FLOWERS FOR PAPA,
an intimate and penetrating testament to the importance of men's mental health and dismantling the negative social construct against male expression and affection.
Down Bruckner Street, it was a smoldering Louisiana summer.
August Johnson had just been delivered to his adoring fathers: Peter, the tediously stable, and Alvin, the accidental eccentric. It was a quiet penguin-pajama childhood until Alvin's sudden death following his son's sixth birthday.
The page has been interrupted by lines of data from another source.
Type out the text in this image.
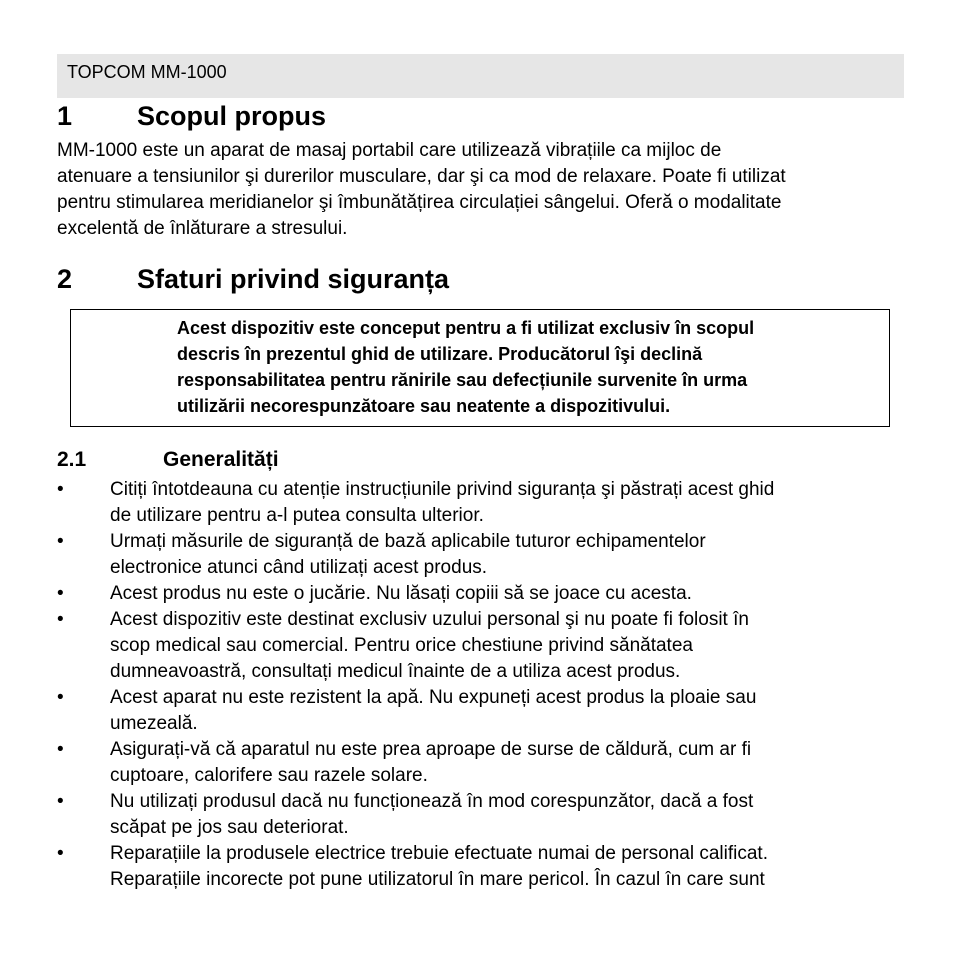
TOPCOM MM-1000
1 Scopul propus
MM-1000 este un aparat de masaj portabil care utilizează vibrațiile ca mijloc de
atenuare a tensiunilor şi durerilor musculare, dar şi ca mod de relaxare. Poate fi utilizat
pentru stimularea meridianelor şi îmbunătățirea circulației sângelui. Oferă o modalitate
excelentă de înlăturare a stresului.
2 Sfaturi privind siguranța
Acest dispozitiv este conceput pentru a fi utilizat exclusiv în scopul
descris în prezentul ghid de utilizare. Producătorul îşi declină
responsabilitatea pentru rănirile sau defecțiunile survenite în urma
utilizării necorespunzătoare sau neatente a dispozitivului.
2.1	Generalități
• Citiți întotdeauna cu atenție instrucțiunile privind siguranța şi păstrați acest ghid
de utilizare pentru a-l putea consulta ulterior.
• Urmați măsurile de siguranță de bază aplicabile tuturor echipamentelor
electronice atunci când utilizați acest produs.
• Acest produs nu este o jucărie. Nu lăsați copiii să se joace cu acesta.
• Acest dispozitiv este destinat exclusiv uzului personal şi nu poate fi folosit în
scop medical sau comercial. Pentru orice chestiune privind sănătatea
dumneavoastră, consultați medicul înainte de a utiliza acest produs.
• Acest aparat nu este rezistent la apă. Nu expuneți acest produs la ploaie sau
umezeală.
• Asigurați-vă că aparatul nu este prea aproape de surse de căldură, cum ar fi
cuptoare, calorifere sau razele solare.
• Nu utilizați produsul dacă nu funcționează în mod corespunzător, dacă a fost
scăpat pe jos sau deteriorat.
• Reparațiile la produsele electrice trebuie efectuate numai de personal calificat.
Reparațiile incorecte pot pune utilizatorul în mare pericol. În cazul în care sunt
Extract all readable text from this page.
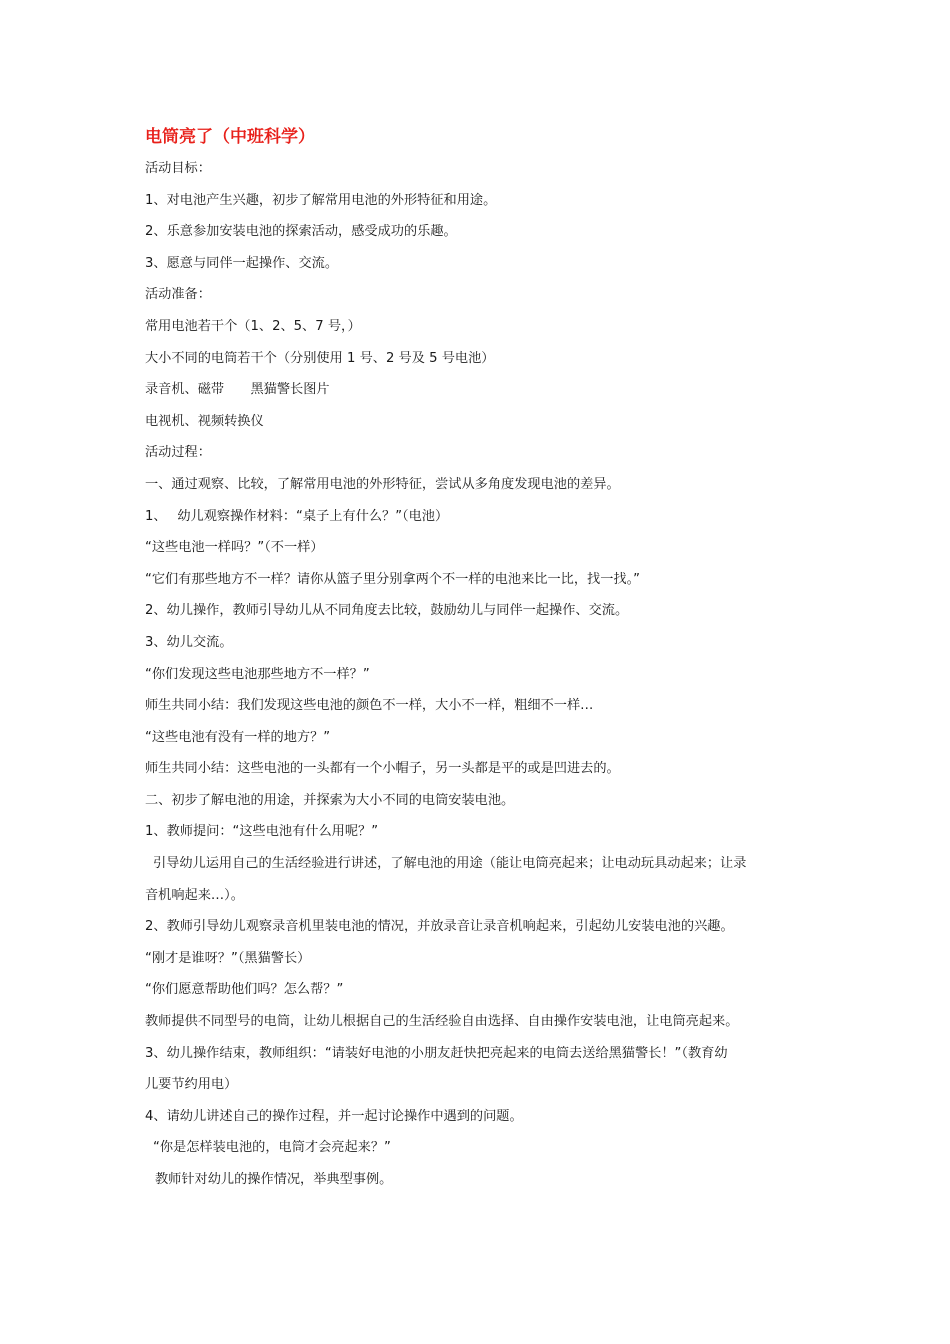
电筒亮了（中班科学）
活动目标：
1、对电池产生兴趣，初步了解常用电池的外形特征和用途。
2、乐意参加安装电池的探索活动，感受成功的乐趣。
3、愿意与同伴一起操作、交流。
活动准备：
常用电池若干个（1、2、5、7 号，）
大小不同的电筒若干个（分别使用 1 号、2 号及 5 号电池）
录音机、磁带　　黑猫警长图片
电视机、视频转换仪
活动过程：
一、通过观察、比较，了解常用电池的外形特征，尝试从多角度发现电池的差异。
1、　 幼儿观察操作材料：“桌子上有什么？”（电池）
“这些电池一样吗？”（不一样）
“它们有那些地方不一样？请你从篮子里分别拿两个不一样的电池来比一比，找一找。”
2、幼儿操作，教师引导幼儿从不同角度去比较，鼓励幼儿与同伴一起操作、交流。
3、幼儿交流。
“你们发现这些电池那些地方不一样？”
师生共同小结：我们发现这些电池的颜色不一样，大小不一样，粗细不一样…
“这些电池有没有一样的地方？”
师生共同小结：这些电池的一头都有一个小帽子，另一头都是平的或是凹进去的。
二、初步了解电池的用途，并探索为大小不同的电筒安装电池。
1、教师提问：“这些电池有什么用呢？”
引导幼儿运用自己的生活经验进行讲述，了解电池的用途（能让电筒亮起来；让电动玩具动起来；让录
音机响起来…）。
2、教师引导幼儿观察录音机里装电池的情况，并放录音让录音机响起来，引起幼儿安装电池的兴趣。
“刚才是谁呀？”（黑猫警长）
“你们愿意帮助他们吗？怎么帮？”
教师提供不同型号的电筒，让幼儿根据自己的生活经验自由选择、自由操作安装电池，让电筒亮起来。
3、幼儿操作结束，教师组织：“请装好电池的小朋友赶快把亮起来的电筒去送给黑猫警长！”（教育幼
儿要节约用电）
4、请幼儿讲述自己的操作过程，并一起讨论操作中遇到的问题。
“你是怎样装电池的，电筒才会亮起来？”
教师针对幼儿的操作情况，举典型事例。
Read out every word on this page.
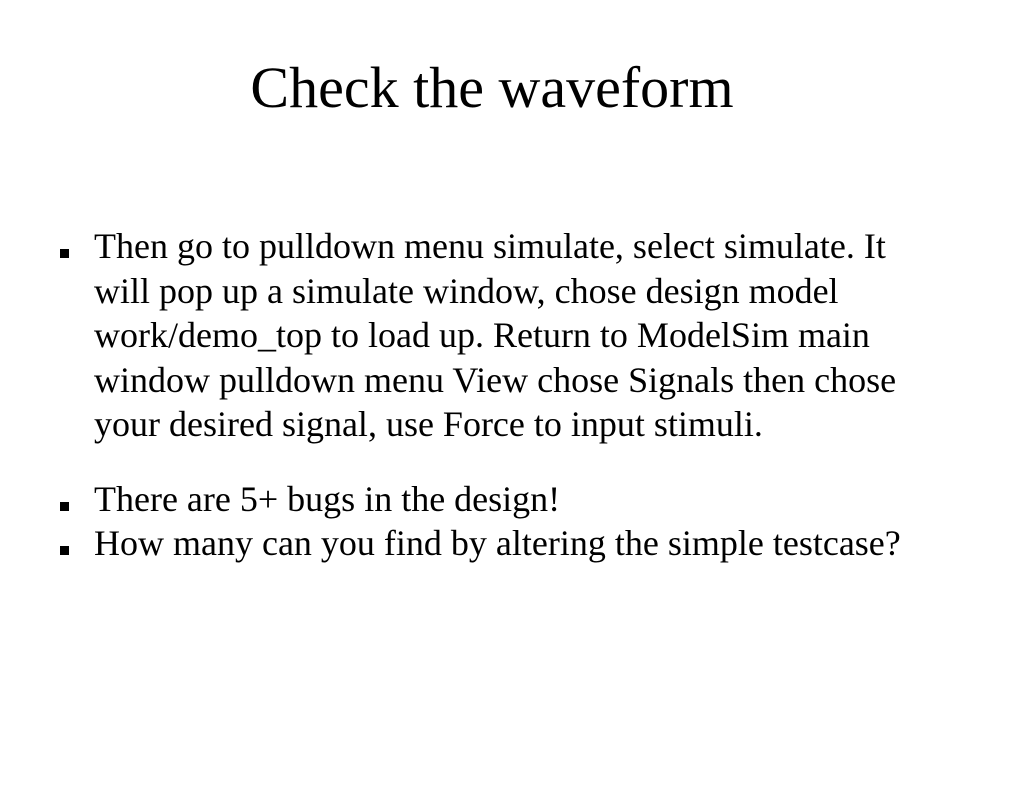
Check the waveform
Then go to pulldown menu simulate, select simulate. It will pop up a simulate window, chose design model work/demo_top to load up. Return to ModelSim main window pulldown menu View chose Signals then chose your desired signal, use Force to input stimuli.
There are 5+ bugs in the design!
How many can you find by altering the simple testcase?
For the next six years, August's young eyes witnessed the emotional liquidation of his father Peter, and he endured his own struggles silent and fatherless.
At the age of twelve, he was sent away from the home that was no longer, and to his Great Aunt Myrtle in Twin Falls, Idaho. Thus began a six-year estrangement.
August, eighteen now, doesn't talk about his childhood. He doesn't intend to.
But he finally accepts his fate at the final push: an unmarked letter in the mail, telling of Peter Johnson's sudden sickness and his seeking of his son.
The six years of their parting has now begun to wane as the road unfolds before August and his spirited passenger, with the chance encounters of near-death at Denny's, the ever-enjoyable meeting of a one-eyed drug dealer at the urinal, and the loss of the only person August was certain he ever loved.